Most CEOs, founders, and entrepreneurs are well aware of the reasons behind their business ventures. They often talk about autonomy and noble causes, such as improving processes and innovating industries. The traditional view of business success is tied to financial freedom, which is often measured by net worth, an arbitrary figure based on the accumulation of assets such as property, automobiles, jewelry, art, and more. However, a more accurate indicator of true wealth and success, as well as financial freedom, is cash flow. So, what sets cash flow apart from net worth?
Networth is an insufficient measurement of wealth:
It is often mistakenly viewed as a badge of honor, but its calculation is quite simple: assets (savings, home equity, investments) minus liabilities (debts). For example, if you own a home worth $200,000 but have a mortgage of $150,000, your net worth would be $50,000. It may seem straightforward, but there are limitations to this approach.
However, there is a common misconception that when someone buys a home, even with a mortgage, the entire value of the home is included in their net worth. Using the same example, one person may correctly calculate their net worth as $50,000, while another person may mistakenly believe their net worth is $200,000, including the total value of the home. This discrepancy arises because net worth does not take into account the outstanding mortgage or other liabilities, which can significantly impact the true financial picture.
The estimated value of a property remains speculative until it is sold. Additionally, the equity or net worth of the property is illiquid, meaning it cannot be readily accessed or converted to cash as easily as funds in a bank account. In essence, net worth is an approximation of wealth based on the most informed estimate of the property’s value.
Why Cash Flow is a Better Wealth Metric:
Unlike net worth, which may be tied up in assets that are not easily liquidated, cash flow is readily available and stable. It also provides valuable insights into future financial prospects. Positive cash flow empowers you to cover expenses, create an emergency fund for unexpected situations, and capitalize on investment opportunities. In the realm of wealth, cash flow reigns supreme as it represents actual streams of income.
So, what steps can you take to boost your cash flow and enhance your overall wealth?
Most CEOs, business owners, and entrepreneurs are familiar with the concept of transitioning from a W-2 income to a K-1 income. A W-2 represents earned wages as an employee, while a K-1 represents profits as a business partner. As entrepreneur Jim Rohn once said, “Wages earn a living. Profits earn a fortune.” The goal is to generate profits.
To achieve a steady stream of profits, it is crucial to diversify your income streams. On average, multimillionaires have at least seven streams of income. Historically, diversification can be achieved in three ways: through earning income, portfolio investments, and passive investments. Earning income is straightforward – you provide labor, sell a service or product, and earn an income or profits. The second method involves traditional savings and investments, such as CDs, index funds, stocks, bonds, or savings.

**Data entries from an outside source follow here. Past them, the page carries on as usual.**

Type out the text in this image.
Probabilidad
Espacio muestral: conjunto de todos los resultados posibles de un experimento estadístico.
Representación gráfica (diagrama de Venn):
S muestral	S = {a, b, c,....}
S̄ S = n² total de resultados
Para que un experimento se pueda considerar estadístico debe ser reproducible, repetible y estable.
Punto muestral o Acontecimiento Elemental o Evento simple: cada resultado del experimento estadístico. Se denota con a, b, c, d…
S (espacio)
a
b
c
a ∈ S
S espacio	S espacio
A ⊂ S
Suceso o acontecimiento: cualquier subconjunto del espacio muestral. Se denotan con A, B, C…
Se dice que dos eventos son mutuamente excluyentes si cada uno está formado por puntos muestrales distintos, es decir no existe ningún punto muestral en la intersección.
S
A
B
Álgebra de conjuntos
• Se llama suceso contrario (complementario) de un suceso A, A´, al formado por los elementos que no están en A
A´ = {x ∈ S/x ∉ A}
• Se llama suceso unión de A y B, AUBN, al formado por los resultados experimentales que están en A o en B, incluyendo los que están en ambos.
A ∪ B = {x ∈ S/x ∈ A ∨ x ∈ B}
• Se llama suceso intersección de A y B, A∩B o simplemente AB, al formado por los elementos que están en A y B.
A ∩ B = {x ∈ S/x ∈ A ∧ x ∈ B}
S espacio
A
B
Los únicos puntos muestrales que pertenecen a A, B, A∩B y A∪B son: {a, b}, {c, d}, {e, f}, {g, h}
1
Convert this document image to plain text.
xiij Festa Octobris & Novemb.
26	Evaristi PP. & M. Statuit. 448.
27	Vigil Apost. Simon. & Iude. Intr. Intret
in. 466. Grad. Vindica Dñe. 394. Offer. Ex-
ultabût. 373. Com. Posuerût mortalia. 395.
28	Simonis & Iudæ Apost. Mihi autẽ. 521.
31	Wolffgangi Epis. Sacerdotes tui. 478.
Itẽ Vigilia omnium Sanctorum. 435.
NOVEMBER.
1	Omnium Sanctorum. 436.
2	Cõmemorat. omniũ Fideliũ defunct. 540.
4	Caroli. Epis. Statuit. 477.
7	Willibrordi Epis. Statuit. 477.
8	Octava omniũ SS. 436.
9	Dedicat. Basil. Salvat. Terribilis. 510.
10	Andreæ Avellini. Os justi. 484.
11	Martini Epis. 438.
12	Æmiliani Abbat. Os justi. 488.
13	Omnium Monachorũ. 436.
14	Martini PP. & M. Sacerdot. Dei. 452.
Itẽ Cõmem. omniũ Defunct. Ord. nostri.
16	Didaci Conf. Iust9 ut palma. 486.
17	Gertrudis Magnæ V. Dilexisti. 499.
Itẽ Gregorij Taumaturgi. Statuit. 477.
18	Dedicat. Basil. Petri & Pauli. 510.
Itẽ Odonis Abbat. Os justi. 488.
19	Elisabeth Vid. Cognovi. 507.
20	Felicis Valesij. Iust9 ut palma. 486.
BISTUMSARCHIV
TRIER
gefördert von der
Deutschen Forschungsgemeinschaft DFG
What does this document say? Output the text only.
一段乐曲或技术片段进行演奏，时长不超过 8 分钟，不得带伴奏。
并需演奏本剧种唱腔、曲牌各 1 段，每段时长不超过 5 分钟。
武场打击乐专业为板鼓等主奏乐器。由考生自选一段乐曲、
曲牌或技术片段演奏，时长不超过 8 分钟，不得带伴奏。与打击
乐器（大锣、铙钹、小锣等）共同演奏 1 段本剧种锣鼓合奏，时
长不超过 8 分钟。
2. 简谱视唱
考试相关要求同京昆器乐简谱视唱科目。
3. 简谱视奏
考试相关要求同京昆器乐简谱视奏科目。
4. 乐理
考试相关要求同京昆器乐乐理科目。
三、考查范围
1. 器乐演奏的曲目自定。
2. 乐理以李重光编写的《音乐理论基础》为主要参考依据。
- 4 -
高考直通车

Passive income, on the other hand, allows your money to work for you while you sleep. This type of income can be generated through traditional methods, but savvy investors are now exploring alternative avenues such as crowdfunding, venture capital, syndications, and real estate investments.
Considerations When Building Cash Flow
The velocity of money, or how quickly it changes hands, is a crucial factor to consider when building cash flow. It is essential to reinvest the money you earn into income-producing opportunities promptly. Diversification is also key – avoid putting all your eggs in one basket. Spreading your investments across multiple streams of income ensures that if one dries up, you have others to fall back on.
Additionally, consider your risk tolerance for different income streams. Some sources of income may be more stable than others. For instance, dividend-paying stocks tend to be more stable compared to stock options. However, you may need to consider taking on slightly more risk for the potential of higher returns.
Lastly, tax planning is crucial when building cash flow. Make sure you are aware of the tax implications of each income stream and structure them in a way that optimizes tax savings.
Five Steps to Increase Your Cash Flow
- Maximize your earned income.
- Create a source of portfolio income through stocks, bonds, and equities.
- Establish a source of passive income, starting with real estate investments.
- Optimize tax efficiency.
- Invest in your financial and investment education.
Consider this article as a source of financial inspiration, for knowledge without action is incomplete. Building a strong financial foundation may require time and effort, but taking action on the ideas outlined above is wisdom in itself. Set a cash flow goal, choose a vehicle, and start taking steps toward financial success today.